Debt Relief Coming for Taxi Medallion Holders 🚖
Last week saw the end of a 46-day long protest, including a 2-week hunger strong, outside of City Hall in New York City. The protesters weren’t upset about high rental prices and they weren’t advocating to increase the city’s minimum wages. This group of protestors was looking for the city’s help in another area that is an iconic part of the New York landscape: taxicab medallions. Protestors sought debt relief related to their (or their family’s) previous investments in those medallions, which are now worth much less than what they were 7 years ago due in part to New York City’s (lack of) regulatory action. A group of drivers already filed a class action lawsuit against the city earlier this year.
In order to operate a yellow cab in the city of New York, the cab must have a special medallion affixed to the cab. The medallion can be transferred to different cabs or sold to different companies, but active cabs on the street must have that special plate on the car. It may not seem like much, but it was a valuable asset at one time and was treated in the same way many families treat home investments.
The New York City medallion system started in 1937 when local politicians passed the Haas Act and limited the number of licensed cabs to about 16,900. That numbered fell some during the Great Depression and many cab drivers gave back their medallions during World War II when faced with gasoline rationing. The final number of medallions settled around 11,787 and remained at that number until 1996. Recognizing the incredible population growth of New York City over that time period, the city decided to issue… 133 more medallions.
A permit that used to cost $10 in 1936 (about $200 in today’s dollars) soared to almost $20,000 in the 1990s. In 2014, the average price of a medallion peaked at around $1 million each. Cab drivers (and cab companies) took on an incredible amount of debt to finance these assets, but the value of medallions started falling. While some of those prices are based on resale values, the city did issue new medallions over the years and benefited from their growing value. Medallion prices began quickly declining around 2014 and then got significantly worse during the pandemic:
Many cabbies shoulder debts as high as half a million dollars and more — loans they incurred after the pre-pandemic collapse of the taxi industry.
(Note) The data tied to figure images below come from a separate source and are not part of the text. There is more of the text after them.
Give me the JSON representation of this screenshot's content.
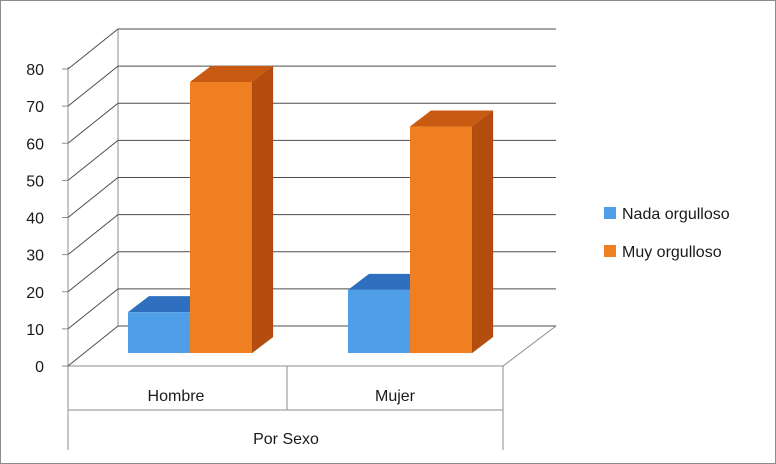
{
  "chart_data": {
    "type": "bar",
    "style": "3d-clustered-column",
    "categories": [
      "Hombre",
      "Mujer"
    ],
    "group_label": "Por Sexo",
    "series": [
      {
        "name": "Nada orgulloso",
        "values": [
          11,
          17
        ],
        "color": "#4f9ee8",
        "top_color": "#2f6fbf",
        "side_color": "#2a62ad"
      },
      {
        "name": "Muy orgulloso",
        "values": [
          73,
          61
        ],
        "color": "#f07f22",
        "top_color": "#c85a12",
        "side_color": "#b44d0e"
      }
    ],
    "ylim": [
      0,
      80
    ],
    "yticks": [
      "0",
      "10",
      "20",
      "30",
      "40",
      "50",
      "60",
      "70",
      "80"
    ],
    "grid": true,
    "legend_position": "right"
  }
}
The medallions that were once worth as much as $1 million dropped to a fraction of what they cost, due to the growth of app-based rideshare companies like Uber and Lyft.
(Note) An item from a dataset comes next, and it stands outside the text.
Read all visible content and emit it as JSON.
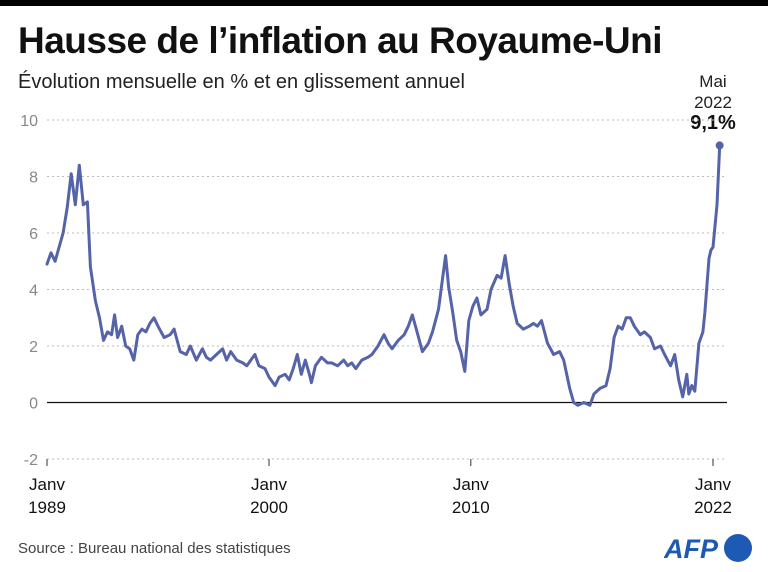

This was just one part of the reason for recent protests outside City Hall over the past few months. The city had already set up a Medallion Relief Program last year to account for the decline in value of medallions following the introduction of ride-hailing applications. The latest issue, however, centers on the impact of the pandemic on ridership. Both industries have been hit hard, but only one of them paid hundreds of thousands of dollars to the city to operate in their industry:
Uber officially launched in New York City in May 2011, but it took a few years before it really took off and competed closely with traditional yellow cabs. At that point, it seemed almost unstoppable. Uber itself was a great application of Schumpeter’s theory of creative destruction: a “process of industrial mutation that incessantly revolutionizes the economic structure from within, incessantly destroying the old one, incessantly creating a new one.” As the prevalence of Uber and Lyft cars increased on the narrow streets of New York City, the price of a medallion plummeted.
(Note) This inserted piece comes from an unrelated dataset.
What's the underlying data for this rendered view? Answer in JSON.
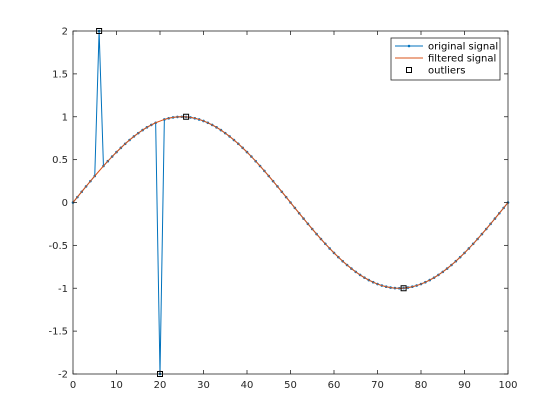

The introduction of Uber and other ride-hailing apps falls in line nicely with the traditional model of supply and demand. A new competitor enters the market, offering a similar product, and demand for the original sellers decreases. Taxicab owners can respond by lowering prices or increasing the quality of their service to justify the original price. The actual app itself is famous for responding to supply and demand changes with its surge pricing feature. The heavy regulation in the taxi market made it a natural target for ridesharing apps to prevail, but many of the cab drivers were left holding debt that they assumed could be paid off like a mortgage because of the government protection that existed for decades in their industry.
Some economists don’t believe you should feel bad for these taxi drivers, but they were likely sold a medallion by the city that they believed would be protected through continued government regulation. Instead, NYC largely let ride-sharing apps operate unregulated in the beginning. It was only in 2018 that NYC voted to cap the number of for-hire cars on the roads. The city is starting to recognize the burden that’s been placed on cab drivers because of the city’s attempt to regulate the market. It now seems like the city is going beyond recognition and is starting to pay for the burden they’ve created.
There were 2,821,515 yellow cab rides in New York City in July 2021 alone [NYC Taxi & Limousine Commission]
Yellow cab riders paid a total of $56,085,050 in July 2021 for rides in New York City [NYC Taxi & Limousine Commission]
New York taxi medallions sold for an average of $107,378 in June of 2021 [Craine’s New York Business]
The average yearly salary of a taxi driver in the New York metro area was $40,860 [US Department of Labor]
Week #44 is over and the book total sits at 63 books for the year. Last week I finished a book that was a collection of interviews with people associated with The Office. Some of the stories were really interesting and it convinced me to watch a lot of scenes from The Office on YouTube while I was reading the book. It was also fun seeing some of the scenes in the book and remembering that some of these scenes are mentioned on The Economics of The Office website.